Black and Latinx Californians comprise 45% of the state population but represent 72% of the prison population, the report found.
“[The overrepresentation among Black and Latinx communities] is a result of public policies that have had very racist outcomes, from our tough-on-crime policies, minimum-sentencing bail policies, all of that,” said Audrey Dow, senior vice president of the Campaign for College Opportunity. “So we said, ‘let’s start thinking about some policies that are anti-racist in nature and can go a long way to improving college opportunity.’”
In 2019, over 1,000 formerly incarcerated students were estimated to be enrolled in California’s public higher education system. However, there are currently more than 425,000 people on probation or parole within the state who could be enrolled at a college or university, according to the research.
Dow emphasized that the “amount of pressure and responsibility” given to individuals upon release from prison is often overlooked.
“These individuals have really been without their networks, without financial resources, without their family and are now thrust back into society and pushed through the parole and probation system to find work …,” she said. “I think right off the bat, these individuals are really kind of coming into a traumatic return home with lots of responsibility and not enough support to really ensure that they thrive.”
Participants in the study indicated five variables that impact degree completion, including the parole and probation systems in California, housing policies, employment, targeted student support services and campus advisors.
Higher education is not prioritized under the state’s parole and probation system. For example, participants from the research indicated that many parole officers were “unsupportive” of their educational goals and urged them to pursue a job instead.
To change the system, the report suggested creating guidelines for parole and probation officers to offer support resources for formerly incarcerated individuals planning to pursue an education. Additionally, earning an education and holding a job should be perceived as equal under the parole and probation requirements.

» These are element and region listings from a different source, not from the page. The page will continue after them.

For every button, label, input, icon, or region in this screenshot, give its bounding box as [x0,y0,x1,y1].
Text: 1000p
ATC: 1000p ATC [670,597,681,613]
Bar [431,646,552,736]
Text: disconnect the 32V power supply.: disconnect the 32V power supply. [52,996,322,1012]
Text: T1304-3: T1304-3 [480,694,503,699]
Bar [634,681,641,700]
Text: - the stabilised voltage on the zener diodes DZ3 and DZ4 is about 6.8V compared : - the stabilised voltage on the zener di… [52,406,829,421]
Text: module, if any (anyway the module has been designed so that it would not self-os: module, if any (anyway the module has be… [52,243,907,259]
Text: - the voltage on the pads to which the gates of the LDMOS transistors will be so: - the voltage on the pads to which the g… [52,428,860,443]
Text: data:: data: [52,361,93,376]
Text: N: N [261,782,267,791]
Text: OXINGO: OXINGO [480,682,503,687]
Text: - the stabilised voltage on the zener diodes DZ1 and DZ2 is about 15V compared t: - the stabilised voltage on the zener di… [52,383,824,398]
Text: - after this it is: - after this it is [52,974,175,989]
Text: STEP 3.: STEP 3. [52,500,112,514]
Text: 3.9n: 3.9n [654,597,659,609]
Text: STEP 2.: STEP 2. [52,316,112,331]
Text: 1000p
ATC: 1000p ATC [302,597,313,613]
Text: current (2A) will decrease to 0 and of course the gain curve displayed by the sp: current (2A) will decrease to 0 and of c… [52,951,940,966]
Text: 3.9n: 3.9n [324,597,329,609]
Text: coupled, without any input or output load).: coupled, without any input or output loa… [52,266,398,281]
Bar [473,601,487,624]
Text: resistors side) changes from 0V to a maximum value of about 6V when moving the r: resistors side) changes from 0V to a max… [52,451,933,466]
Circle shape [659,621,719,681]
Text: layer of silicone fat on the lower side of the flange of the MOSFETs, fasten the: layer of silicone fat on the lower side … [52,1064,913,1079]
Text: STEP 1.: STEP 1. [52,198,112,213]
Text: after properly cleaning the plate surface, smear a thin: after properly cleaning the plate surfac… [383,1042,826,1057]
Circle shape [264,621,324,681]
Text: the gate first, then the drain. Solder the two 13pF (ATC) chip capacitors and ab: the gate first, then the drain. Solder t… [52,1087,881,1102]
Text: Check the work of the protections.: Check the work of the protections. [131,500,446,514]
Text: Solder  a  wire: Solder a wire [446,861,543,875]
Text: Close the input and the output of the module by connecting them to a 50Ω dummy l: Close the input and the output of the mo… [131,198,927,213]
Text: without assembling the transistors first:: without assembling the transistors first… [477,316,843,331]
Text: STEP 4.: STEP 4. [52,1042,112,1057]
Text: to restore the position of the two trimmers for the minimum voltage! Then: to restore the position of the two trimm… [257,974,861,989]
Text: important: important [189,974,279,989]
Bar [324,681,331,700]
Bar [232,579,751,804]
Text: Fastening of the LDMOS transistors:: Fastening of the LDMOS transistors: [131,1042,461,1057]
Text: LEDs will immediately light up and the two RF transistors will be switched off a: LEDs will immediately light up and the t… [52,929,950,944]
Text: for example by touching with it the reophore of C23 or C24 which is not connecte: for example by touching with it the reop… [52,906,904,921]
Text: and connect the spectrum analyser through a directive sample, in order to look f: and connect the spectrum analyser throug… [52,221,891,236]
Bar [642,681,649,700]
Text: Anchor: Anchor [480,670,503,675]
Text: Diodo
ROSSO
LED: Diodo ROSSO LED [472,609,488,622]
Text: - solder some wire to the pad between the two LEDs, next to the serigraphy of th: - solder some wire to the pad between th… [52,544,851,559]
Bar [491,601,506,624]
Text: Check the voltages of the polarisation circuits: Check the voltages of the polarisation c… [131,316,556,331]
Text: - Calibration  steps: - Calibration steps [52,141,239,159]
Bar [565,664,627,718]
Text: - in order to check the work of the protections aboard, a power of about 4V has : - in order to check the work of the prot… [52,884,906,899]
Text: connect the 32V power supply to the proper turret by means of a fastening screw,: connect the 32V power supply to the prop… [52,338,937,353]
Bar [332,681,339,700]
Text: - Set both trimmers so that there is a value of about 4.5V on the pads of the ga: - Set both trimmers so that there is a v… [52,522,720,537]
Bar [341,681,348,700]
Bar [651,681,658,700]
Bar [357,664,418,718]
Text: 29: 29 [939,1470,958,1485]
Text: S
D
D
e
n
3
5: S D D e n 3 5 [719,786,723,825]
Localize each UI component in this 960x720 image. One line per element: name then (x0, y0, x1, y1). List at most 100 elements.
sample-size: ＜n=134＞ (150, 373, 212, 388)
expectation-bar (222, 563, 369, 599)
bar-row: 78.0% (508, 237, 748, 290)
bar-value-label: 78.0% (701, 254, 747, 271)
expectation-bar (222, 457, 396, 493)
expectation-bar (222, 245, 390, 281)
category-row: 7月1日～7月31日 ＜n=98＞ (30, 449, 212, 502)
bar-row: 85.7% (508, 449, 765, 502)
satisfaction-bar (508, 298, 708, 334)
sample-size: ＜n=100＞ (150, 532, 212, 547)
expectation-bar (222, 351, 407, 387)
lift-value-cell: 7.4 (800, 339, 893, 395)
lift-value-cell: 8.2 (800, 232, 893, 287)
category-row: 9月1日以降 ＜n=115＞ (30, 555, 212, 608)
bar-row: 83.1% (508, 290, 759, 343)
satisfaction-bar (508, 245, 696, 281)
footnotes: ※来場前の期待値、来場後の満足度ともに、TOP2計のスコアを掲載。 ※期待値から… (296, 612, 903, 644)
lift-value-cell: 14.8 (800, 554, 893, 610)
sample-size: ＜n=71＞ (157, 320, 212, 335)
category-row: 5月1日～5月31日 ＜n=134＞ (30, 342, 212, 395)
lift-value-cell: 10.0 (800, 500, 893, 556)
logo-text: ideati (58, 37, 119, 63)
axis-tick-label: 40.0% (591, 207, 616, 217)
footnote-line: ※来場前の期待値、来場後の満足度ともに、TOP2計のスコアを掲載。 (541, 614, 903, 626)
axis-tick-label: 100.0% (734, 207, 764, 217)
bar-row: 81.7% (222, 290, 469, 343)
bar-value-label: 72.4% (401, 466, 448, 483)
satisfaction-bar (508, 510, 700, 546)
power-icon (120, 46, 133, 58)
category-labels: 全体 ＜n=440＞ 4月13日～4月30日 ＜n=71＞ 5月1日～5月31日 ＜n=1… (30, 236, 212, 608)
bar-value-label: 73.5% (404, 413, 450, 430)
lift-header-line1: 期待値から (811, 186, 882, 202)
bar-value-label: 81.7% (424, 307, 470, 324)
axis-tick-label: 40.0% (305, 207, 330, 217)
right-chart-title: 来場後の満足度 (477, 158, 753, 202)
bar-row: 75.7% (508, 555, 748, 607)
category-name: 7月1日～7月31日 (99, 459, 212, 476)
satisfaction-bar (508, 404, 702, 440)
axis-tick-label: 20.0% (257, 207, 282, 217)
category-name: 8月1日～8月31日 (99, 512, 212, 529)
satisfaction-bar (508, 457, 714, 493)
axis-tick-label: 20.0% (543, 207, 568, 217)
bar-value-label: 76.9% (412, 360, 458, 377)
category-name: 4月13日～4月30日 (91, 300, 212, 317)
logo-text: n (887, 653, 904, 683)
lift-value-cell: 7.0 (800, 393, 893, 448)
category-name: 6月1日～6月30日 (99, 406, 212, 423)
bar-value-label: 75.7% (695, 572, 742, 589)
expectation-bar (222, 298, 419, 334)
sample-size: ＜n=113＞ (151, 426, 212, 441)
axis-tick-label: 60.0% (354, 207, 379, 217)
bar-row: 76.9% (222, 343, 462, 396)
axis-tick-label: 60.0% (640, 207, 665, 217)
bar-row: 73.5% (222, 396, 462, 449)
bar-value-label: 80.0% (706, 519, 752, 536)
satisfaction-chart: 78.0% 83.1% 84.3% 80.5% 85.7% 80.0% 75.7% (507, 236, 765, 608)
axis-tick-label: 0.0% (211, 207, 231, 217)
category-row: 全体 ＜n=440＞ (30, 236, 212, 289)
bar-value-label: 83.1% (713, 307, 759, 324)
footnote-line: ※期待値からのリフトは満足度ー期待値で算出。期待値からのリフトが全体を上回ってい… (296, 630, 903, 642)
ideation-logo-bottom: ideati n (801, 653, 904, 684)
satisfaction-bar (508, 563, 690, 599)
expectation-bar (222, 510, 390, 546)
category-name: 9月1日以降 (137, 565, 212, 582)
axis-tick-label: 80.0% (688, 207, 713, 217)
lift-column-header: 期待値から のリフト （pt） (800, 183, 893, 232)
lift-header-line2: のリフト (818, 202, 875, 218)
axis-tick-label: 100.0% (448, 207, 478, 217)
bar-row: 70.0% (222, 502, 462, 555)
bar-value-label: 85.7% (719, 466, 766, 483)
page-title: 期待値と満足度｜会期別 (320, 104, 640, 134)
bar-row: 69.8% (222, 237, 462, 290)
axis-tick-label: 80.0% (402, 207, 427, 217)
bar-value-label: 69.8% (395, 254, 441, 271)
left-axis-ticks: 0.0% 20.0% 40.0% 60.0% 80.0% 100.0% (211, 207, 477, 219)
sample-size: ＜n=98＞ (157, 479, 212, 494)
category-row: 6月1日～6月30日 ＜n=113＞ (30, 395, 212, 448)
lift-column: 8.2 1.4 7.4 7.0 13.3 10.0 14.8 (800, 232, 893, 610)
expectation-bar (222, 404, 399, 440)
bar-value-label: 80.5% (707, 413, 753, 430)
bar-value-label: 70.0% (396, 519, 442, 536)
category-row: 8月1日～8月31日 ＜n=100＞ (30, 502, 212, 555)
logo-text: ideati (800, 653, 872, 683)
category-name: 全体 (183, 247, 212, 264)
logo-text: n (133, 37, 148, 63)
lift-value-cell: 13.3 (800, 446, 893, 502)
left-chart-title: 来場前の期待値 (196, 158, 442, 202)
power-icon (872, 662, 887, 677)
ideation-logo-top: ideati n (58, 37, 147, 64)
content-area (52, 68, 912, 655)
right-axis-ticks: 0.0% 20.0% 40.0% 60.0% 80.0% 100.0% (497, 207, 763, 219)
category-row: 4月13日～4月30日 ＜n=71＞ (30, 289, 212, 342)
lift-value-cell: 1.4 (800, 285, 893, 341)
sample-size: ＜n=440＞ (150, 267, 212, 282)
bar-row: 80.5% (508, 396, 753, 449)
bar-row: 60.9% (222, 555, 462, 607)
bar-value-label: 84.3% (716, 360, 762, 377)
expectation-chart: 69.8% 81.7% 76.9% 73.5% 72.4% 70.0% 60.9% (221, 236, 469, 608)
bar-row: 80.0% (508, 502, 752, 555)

As for transitional and affordable housing, restrictions apply to students and those with felony convictions, leading many formerly incarcerated individuals to live in their cars or be homeless.
Therefore, institutions should look to meet the basic needs of formerly incarcerated students. California should also allow potential affordable housing tenants to be enrolled at least part-time at a college or university, according to the report.
In terms of employment, formerly incarcerated individuals often face challenges in securing a job. On the other hand, some must balance employment with their education.
At the institutional level, staff can be trained to assist formerly incarcerated students seeking employment opportunities. For on-campus employment, schools should remove the conviction history box and prioritize formerly incarcerated students for federal work-study, the report said.
Within the California public higher education system, there are three programs designed to support formerly incarcerated students, including Rising Scholars, Project Rebound and Underground Scholars.
On top of those programs, institutions should offer support services such as mental health resources and designated safe spaces on campus.
Additionally, student support services should start during incarceration through the use of the Adult Reentry Grant, which assists with the transition process from prison to college.
Less than 10% of the total state prison population enrolled in a higher education program earned a degree, the report said. Some factors that contribute to the small number of individuals pursuing postsecondary education include being short-staffed, having limited class space and requiring a GED, or high school equivalency diploma.
However, prison education programs benefit both the state of California and students. According to the report, if half of college-eligible incarcerated Californians participated in a postsecondary program, up to $66.6 million per year could be saved.
Lastly, participants found that in many cases, campus advisors were unfamiliar with the issues faced by students who held criminal records. To address this, the report recommends colleges and universities provide access to legal counsels when looking for employment or facing discrimination while job searching.
“For far too long, California has over-invested in prisons to solve our social issues but has provided minimal resources or funding to colleges and universities to provide an alternative to incarceration,” Danny Murillo, principal author of the report and former Campaign for College Opportunity program analyst, said in a statement. “I am in awe and inspired by the real opportunity we have as a state to create change for generations of Californians caught in an unjust criminal ‘justice’ system.”